If you were online using Ryver in the late evening of Sept 19 (PST time), you would have encountered a decrease in performance, inability to access the NOTIFICATIONS view, and probably some periodic 504 errors over the course of the hour following the upgrade. Ultimately, we made the decision to pull the system back into maintenance mode as our primary DB was under severe stress and in the process of becoming unusable.
We are very sorry that you encountered this significant disruption in service, and we wanted to share some information about what happened, and steps we are taking for the future.
First, here are some changes in procedure we intend to make around upgrades in general:
- Avoid significant back-end upgrades during the week if at all possible, even if we think it will only take a couple of minutes. Do them on the weekend, because even if we choose a “slow” time during the week, any issues encountered can extend the upgrade/maintenance into business hours for people depending on where they are located.

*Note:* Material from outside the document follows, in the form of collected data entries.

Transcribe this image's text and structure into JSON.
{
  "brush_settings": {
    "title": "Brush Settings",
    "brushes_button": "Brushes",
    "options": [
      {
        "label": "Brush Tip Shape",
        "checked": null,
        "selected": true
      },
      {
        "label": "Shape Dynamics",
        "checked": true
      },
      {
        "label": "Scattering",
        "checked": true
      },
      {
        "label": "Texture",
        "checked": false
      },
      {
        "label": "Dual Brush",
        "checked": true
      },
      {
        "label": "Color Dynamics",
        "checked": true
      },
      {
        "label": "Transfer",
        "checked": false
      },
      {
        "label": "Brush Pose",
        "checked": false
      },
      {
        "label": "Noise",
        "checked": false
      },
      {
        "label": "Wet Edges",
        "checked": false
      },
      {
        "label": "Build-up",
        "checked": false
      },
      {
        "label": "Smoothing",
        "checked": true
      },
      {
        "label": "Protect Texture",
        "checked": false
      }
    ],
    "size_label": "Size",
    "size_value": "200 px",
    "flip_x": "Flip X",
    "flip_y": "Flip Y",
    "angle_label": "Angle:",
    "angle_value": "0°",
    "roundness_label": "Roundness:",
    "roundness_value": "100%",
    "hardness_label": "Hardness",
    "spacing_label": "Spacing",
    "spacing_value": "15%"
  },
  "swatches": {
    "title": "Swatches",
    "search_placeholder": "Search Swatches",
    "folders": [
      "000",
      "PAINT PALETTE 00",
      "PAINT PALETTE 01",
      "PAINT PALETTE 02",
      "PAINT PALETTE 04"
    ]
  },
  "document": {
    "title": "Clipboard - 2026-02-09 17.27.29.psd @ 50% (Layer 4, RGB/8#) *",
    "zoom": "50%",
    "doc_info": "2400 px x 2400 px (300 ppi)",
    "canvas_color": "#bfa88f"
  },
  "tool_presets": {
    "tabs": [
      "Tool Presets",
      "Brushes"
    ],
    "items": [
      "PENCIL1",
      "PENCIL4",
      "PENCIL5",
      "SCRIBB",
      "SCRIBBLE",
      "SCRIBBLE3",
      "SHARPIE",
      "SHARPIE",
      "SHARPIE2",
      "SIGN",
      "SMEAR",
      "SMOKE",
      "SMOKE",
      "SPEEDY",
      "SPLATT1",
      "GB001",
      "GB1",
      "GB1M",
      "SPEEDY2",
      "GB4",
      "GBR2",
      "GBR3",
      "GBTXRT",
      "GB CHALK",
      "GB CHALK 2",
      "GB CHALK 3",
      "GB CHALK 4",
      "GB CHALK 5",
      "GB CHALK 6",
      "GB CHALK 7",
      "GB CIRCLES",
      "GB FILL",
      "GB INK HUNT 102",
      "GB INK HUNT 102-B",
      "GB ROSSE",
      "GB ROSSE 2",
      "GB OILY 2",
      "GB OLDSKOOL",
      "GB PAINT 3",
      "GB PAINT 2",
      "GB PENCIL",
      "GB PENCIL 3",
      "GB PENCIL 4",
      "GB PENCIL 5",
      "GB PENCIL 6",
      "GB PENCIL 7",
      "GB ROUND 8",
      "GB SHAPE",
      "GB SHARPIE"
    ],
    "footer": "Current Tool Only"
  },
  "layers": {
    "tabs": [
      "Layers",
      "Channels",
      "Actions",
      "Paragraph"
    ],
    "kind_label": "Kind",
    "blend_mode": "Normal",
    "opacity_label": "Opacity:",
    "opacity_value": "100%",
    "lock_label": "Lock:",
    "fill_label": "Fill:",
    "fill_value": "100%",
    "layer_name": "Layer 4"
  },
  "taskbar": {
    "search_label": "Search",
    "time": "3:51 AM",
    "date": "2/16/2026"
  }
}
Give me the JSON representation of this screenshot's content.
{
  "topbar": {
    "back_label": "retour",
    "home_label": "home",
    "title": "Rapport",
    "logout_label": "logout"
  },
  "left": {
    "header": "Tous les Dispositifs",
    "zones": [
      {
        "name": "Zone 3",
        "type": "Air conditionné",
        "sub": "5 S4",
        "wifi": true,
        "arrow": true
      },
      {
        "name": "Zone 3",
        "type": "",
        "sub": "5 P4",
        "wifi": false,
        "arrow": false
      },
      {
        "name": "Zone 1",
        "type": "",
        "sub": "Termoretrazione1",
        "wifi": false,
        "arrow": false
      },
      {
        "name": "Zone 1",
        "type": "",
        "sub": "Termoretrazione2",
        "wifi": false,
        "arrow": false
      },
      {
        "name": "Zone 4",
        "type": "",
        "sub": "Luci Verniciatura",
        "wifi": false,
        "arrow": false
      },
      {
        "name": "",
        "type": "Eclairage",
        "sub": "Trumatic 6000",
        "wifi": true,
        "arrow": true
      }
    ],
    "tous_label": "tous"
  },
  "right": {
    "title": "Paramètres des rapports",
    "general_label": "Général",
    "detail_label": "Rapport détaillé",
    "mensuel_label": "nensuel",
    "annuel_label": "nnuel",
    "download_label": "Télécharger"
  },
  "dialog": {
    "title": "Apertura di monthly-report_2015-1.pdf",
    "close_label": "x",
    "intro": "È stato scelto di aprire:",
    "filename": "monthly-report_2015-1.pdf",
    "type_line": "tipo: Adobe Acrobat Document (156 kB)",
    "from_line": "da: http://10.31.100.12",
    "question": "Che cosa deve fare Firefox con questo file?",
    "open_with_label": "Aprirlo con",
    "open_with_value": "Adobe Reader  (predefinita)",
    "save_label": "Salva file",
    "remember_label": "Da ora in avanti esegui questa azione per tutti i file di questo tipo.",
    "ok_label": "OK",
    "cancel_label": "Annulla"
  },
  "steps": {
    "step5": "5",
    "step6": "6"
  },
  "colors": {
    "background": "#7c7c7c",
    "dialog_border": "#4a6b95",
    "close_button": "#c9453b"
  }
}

- Provide better info on our lock screen when going down for maintenance, including a link to http://status.ryver.com
- Provide notice of our maintenance plans further in advance
- Ultimately, get to where we can do live updates without any user down time
As for what happened with this particular upgrade:
It was completely unrelated to the primary features we were rolling out. A developer had done some “minor code cleanup” in a few areas, and ended up leaving off a set of parentheses that turned a database query from an AND (OR OR) to AND OR OR. This difference resulted in massive numbers of table scans on our DB once all of the users came back online following the upgrade.
Moving forward, we are going to:
- Implement new monitoring of our DB query plans so we can catch problems even in a testing environment
- Improve our load testing
- Create some automation tools for quickly getting out of a bind if something like this happens again
- Implement a “Limp Mode” similar to what automobiles sometimes have for limping along down the road when there are transmission or other problems. In our case, we would do everything we can to make sure chat remains available, even if other subsystems need to be temporarily taken offline.
We take this experience very seriously and strive for zero unplanned downtime for your communication platform.